考虑采用 $dp[i][j][k]$ 表示Alice在点i而Bob在点j的情况,k为0或者1代表Bob或者Alice行动,值表示此状态下Alice是否必胜(Bob是否必败);则题目所求即为$dp[x][y][0]$的值。

分析规则可以得到某些显然的确定状态:

1.棋子重合, $dp[i][i][0]=1$ 和 $dp[i][i][1]=1$ ( $1 ≤i≤ n$ )

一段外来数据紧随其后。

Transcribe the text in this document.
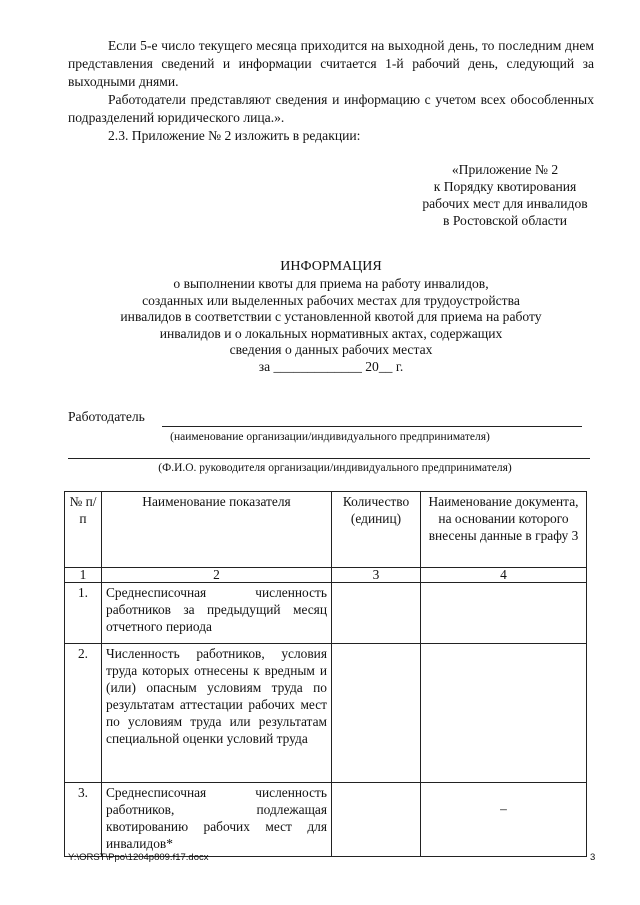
Если 5-е число текущего месяца приходится на выходной день, то последним днем представления сведений и информации считается 1-й рабочий день, следующий за выходными днями.
Работодатели представляют сведения и информацию с учетом всех обособленных подразделений юридического лица.».
2.3. Приложение № 2 изложить в редакции:
«Приложение № 2
к Порядку квотирования
рабочих мест для инвалидов
в Ростовской области
ИНФОРМАЦИЯ
о выполнении квоты для приема на работу инвалидов,
созданных или выделенных рабочих местах для трудоустройства
инвалидов в соответствии с установленной квотой для приема на работу
инвалидов и о локальных нормативных актах, содержащих
сведения о данных рабочих местах
за _____________ 20__ г.
Работодатель
(наименование организации/индивидуального предпринимателя)
(Ф.И.О. руководителя организации/индивидуального предпринимателя)
№ п/п	Наименование показателя	Количество (единиц)	Наименование документа, на основании которого внесены данные в графу 3
1	2	3	4
1.	Среднесписочная численность работников за предыдущий месяц отчетного периода		
2.	Численность работников, условия труда которых отнесены к вредным и (или) опасным условиям труда по результатам аттестации рабочих мест по условиям труда или результатам специальной оценки условий труда		
3.	Среднесписочная численность работников, подлежащая квотированию рабочих мест для инвалидов*		–
Y:\ORST\Ppo\1204p809.f17.docx	3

2.有一人无法行动,即对于所有出度为0的点 $v$ , $dp[v][i][0]=1,dp[i][v][1]=0$

一种思路是使用记忆化搜索,即从 $dp[x][y][0]$ 出发模拟两人的策略:

Bob行动时会尽可能选择所有Alice的必败态:

若对于所有可达状态 $dp[v][j][1]=1$ ,则 $dp[i][j][0]=1$ ,否则 $dp[i][j][0]=0$

Alice行动时会尽可能选择所有Alice的必胜态:

若对于所有可达状态 $dp[i][v][0]=0$ ,则 $dp[i][j][1]=0$ ,否则 $dp[i][j][1]=1$

这种思路的问题在于无法确定永远无法结束,Bob获胜的情况。

因此使用上述已知的确定状态(Alice获胜的状态)构建反图,进行逆向扩展得到所有Alice的必胜态:

对于确定状态 $dp[i][j][0]=1$ ,反图中所有可达状态 $dp[i][v][1]=1$ ,这是Alice主动选择的结果。

对于确定状态 $dp[i][j][1]=1$ ,仅当反图中可达状态 $dp[v][j][0]$ 的后续状态均为Alice的必胜态,即总状态数量上等于 $v$ 的出度时,有 $dp[v][j][0]=1$ ,这是Bob被动决定的结果。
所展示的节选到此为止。